Karayağmur Köyü, Aksaray

Altrimenti detto: Succede solo in Turchia. Parte 3.

[Qui la parte 1 e 2]

Questa volta siamo stati proprio arroganti.
Di solito partiamo sempre un piano (una spiaggia, un “amicodiunamico”, un campeggio..), piani che alle volte si lasciano piacevolmente stravolgere dall’incredibile ospitalità turca. Ma stavolta, dicevo, siamo stati proprio arroganti…
Partiamo da Aksaray nel primo pomeriggio, le giornate iniziano ad accorciarsi dunque sappiamo che tra breve dovremmo già femarci; non abbiamo idea di dove dormiremo ma questo non ci preoccupa minimamente. L’idea è questa: guidiamo fino al tramonto dopodichè puntiamo al paese più piccolo che troviamo.
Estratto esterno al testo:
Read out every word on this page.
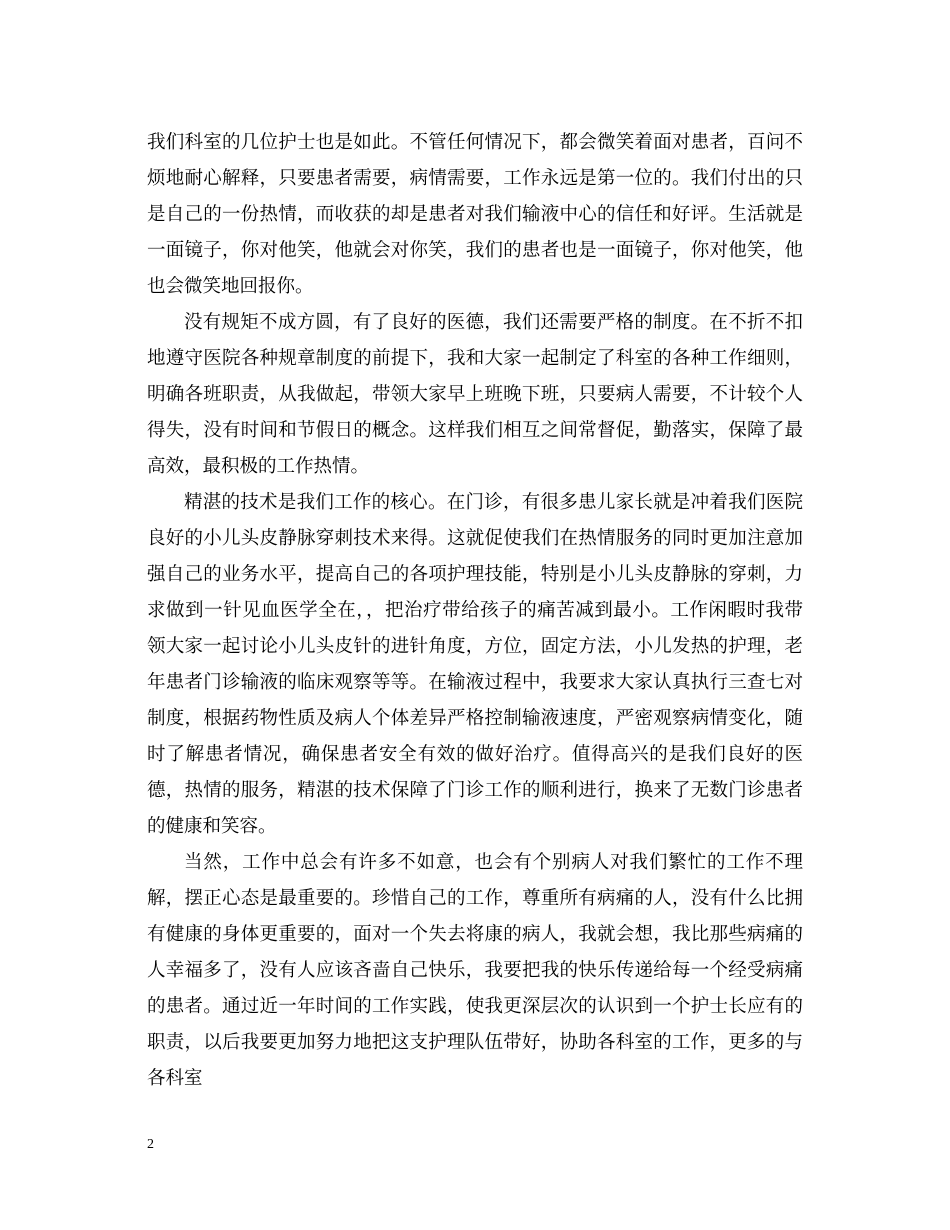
我们科室的几位护士也是如此。不管任何情况下，都会微笑着面对患者，百问不烦地耐心解释，只要患者需要，病情需要，工作永远是第一位的。我们付出的只是自己的一份热情，而收获的却是患者对我们输液中心的信任和好评。生活就是一面镜子，你对他笑，他就会对你笑，我们的患者也是一面镜子，你对他笑，他也会微笑地回报你。

没有规矩不成方圆，有了良好的医德，我们还需要严格的制度。在不折不扣地遵守医院各种规章制度的前提下，我和大家一起制定了科室的各种工作细则，明确各班职责，从我做起，带领大家早上班晚下班，只要病人需要，不计较个人得失，没有时间和节假日的概念。这样我们相互之间常督促，勤落实，保障了最高效，最积极的工作热情。

精湛的技术是我们工作的核心。在门诊，有很多患儿家长就是冲着我们医院良好的小儿头皮静脉穿刺技术来得。这就促使我们在热情服务的同时更加注意加强自己的业务水平，提高自己的各项护理技能，特别是小儿头皮静脉的穿刺，力求做到一针见血医学全在，，把治疗带给孩子的痛苦减到最小。工作闲暇时我带领大家一起讨论小儿头皮针的进针角度，方位，固定方法，小儿发热的护理，老年患者门诊输液的临床观察等等。在输液过程中，我要求大家认真执行三查七对制度，根据药物性质及病人个体差异严格控制输液速度，严密观察病情变化，随时了解患者情况，确保患者安全有效的做好治疗。值得高兴的是我们良好的医德，热情的服务，精湛的技术保障了门诊工作的顺利进行，换来了无数门诊患者的健康和笑容。

当然，工作中总会有许多不如意，也会有个别病人对我们繁忙的工作不理解，摆正心态是最重要的。珍惜自己的工作，尊重所有病痛的人，没有什么比拥有健康的身体更重要的，面对一个失去将康的病人，我就会想，我比那些病痛的人幸福多了，没有人应该吝啬自己快乐，我要把我的快乐传递给每一个经受病痛的患者。通过近一年时间的工作实践，使我更深层次的认识到一个护士长应有的职责，以后我要更加努力地把这支护理队伍带好，协助各科室的工作，更多的与各科室

2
L’altopiano dell’Anotolia Centrale è piatto e desolato. Una strada sterrata invasa di pecore con in lontananza un minareto ci indica la via. Il centro del villaggio è una piccola bottega di snacks,fermiamo la moto e il proprietario ci viene incontro. “Ekmek?” (“Pane?”) domandiamo, “Yok!” (“Non c’è!”); “Tamam, çay!” (“Ok, allora offrici un tè!”). Habip (questo il nome del paffuto negoziante) felice ci invita ad entrare nel suo negozio e ci fa accomodare. In processione vengono a farci visita il figlio con 2 pagnotte fatte in casa ancora calde, la moglie con un vassoio di tè fumante, l’Imam del villaggio con tutto il suo alone di rispettabilità, e, ovviamente, tutti i ragazzini del circondario.
La comunicazione è difficile ma sincera, il figlio ci chiede di scattare delle foto al suo bimbo di pochi mesi e di mandargliele (nessuno di loro ha la macchina fotografica e tantomeno un indirizzo email). Ci ripromettiamo di studiare il turco. Da lì in poi tutto va secondo il copione: cena, letto, colazione e tanti çay. La mattina per ringraziare promettiamo di stampare le foto e di inviarle per posta, regaliamo una confezione di tabacco (a sua volta regalataci in Cappadocia), fotografie di rito e in sella: lire spese = 0, punti esperienza guadagnati = 1000.